The present study has some limitations. First, cold exposure was not applied to the participants before the 18F-FDG PET/MRI and IRT. Hence, the BAT activity is lower than what we have anticipated. The comparable effects before and after treatment were not sufficiently disparate such that the level of detection of BAT via 18F-FDG PET and IRT was relatively limited compared to MRI. Secondly, MR FF is more sensitive in demonstrating BAT activity changes in this study of hyperthyroid patients. The MRI-based static FF is known to be significantly limited by partial volume effects, such as due to voxel size limitations. MR FF cannot differentiate between intracellular water content and non-lipid tissue portions (e.g. from vessels) within a voxel. Very small vessels, lymph nodes, and adjacent muscles are difficult to be excluded especially in the supraclavicular adipose tissue. Thirdly, as the patients were not recruited upon the first diagnosis of hyperthyroidism but within a brief 1–4 weeks of initiating carbimazole/thiamazole, the duration of thyroid hormone dysfunction for each participant was different depending on the time they were prescribed antithyroid drugs by their doctors. Hence the duration of hyperthyroidism before participating in our study was different and this may have contributed to some results falling below the level of statistical significance.
In summary, hyperthyroidism is often associated with activated BAT which is better demonstrated using MR FF and whole-body calorimetry compared to 18F-FDG PET or IRT without cold stimulation. With the attainment of euthyroidism, there is an accompanying reduction of BAT activity.
Declaration of interest
The authors declare that there is no conflict of interest that could be perceived as prejudicing the impartiality of this study.
Funding
The study was supported by the Singapore Ministry of Health’s National Medical Research Council (NMRC) Clinician Scientist Award (grant ID NMRC/CSA-INV/0003/2015) and the Agency for Science, Technology and Research (A*STAR) awarded to A/Prof. Melvin Leow.

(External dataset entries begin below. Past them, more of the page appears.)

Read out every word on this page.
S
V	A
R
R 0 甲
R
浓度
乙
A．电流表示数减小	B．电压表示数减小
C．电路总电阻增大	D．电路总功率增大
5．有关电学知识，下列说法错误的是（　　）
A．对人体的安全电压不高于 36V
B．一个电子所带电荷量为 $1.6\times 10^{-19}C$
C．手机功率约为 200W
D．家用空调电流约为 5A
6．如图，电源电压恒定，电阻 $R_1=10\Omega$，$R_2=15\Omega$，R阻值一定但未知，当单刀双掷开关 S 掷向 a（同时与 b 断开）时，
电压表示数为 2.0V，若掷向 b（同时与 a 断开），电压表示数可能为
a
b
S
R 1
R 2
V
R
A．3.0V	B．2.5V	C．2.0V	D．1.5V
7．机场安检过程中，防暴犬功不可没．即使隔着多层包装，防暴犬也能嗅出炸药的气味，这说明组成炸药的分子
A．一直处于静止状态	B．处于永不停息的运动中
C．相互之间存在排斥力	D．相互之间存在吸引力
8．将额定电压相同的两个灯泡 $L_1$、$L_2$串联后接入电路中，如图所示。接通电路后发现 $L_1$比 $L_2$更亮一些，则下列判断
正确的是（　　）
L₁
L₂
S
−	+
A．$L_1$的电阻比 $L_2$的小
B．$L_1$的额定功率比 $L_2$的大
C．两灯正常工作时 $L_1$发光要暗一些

Author contribution statement
L J S conducted the study, analyzed the data, interpreted results, and wrote the manuscript; H J G and P G conducted the study; S K V, S A S, and N M analyzed the data; C J H and S S V designed the study, provided intellectual inputs and critically reviewed the manuscript; P S Y, Y S L, B S P L, A S, W H H, T P E Q, C K C, D E K C, and R D recruited the patients, edited and critically reviewed the final manuscript; M K S L conceived and designed the study, assisted in data interpretation, provided intellectual inputs, edited and critically reviewed the manuscript. All authors contributed to editing the final manuscript and approved the final manuscript for publication.
Acknowledgements
The authors thank Dr Stephan Kannengiesser, Siemens Healthcare for providing the multi-echo Dixon prototype for the mMR Biograph system. The authors thank the volunteers who participated in this trial.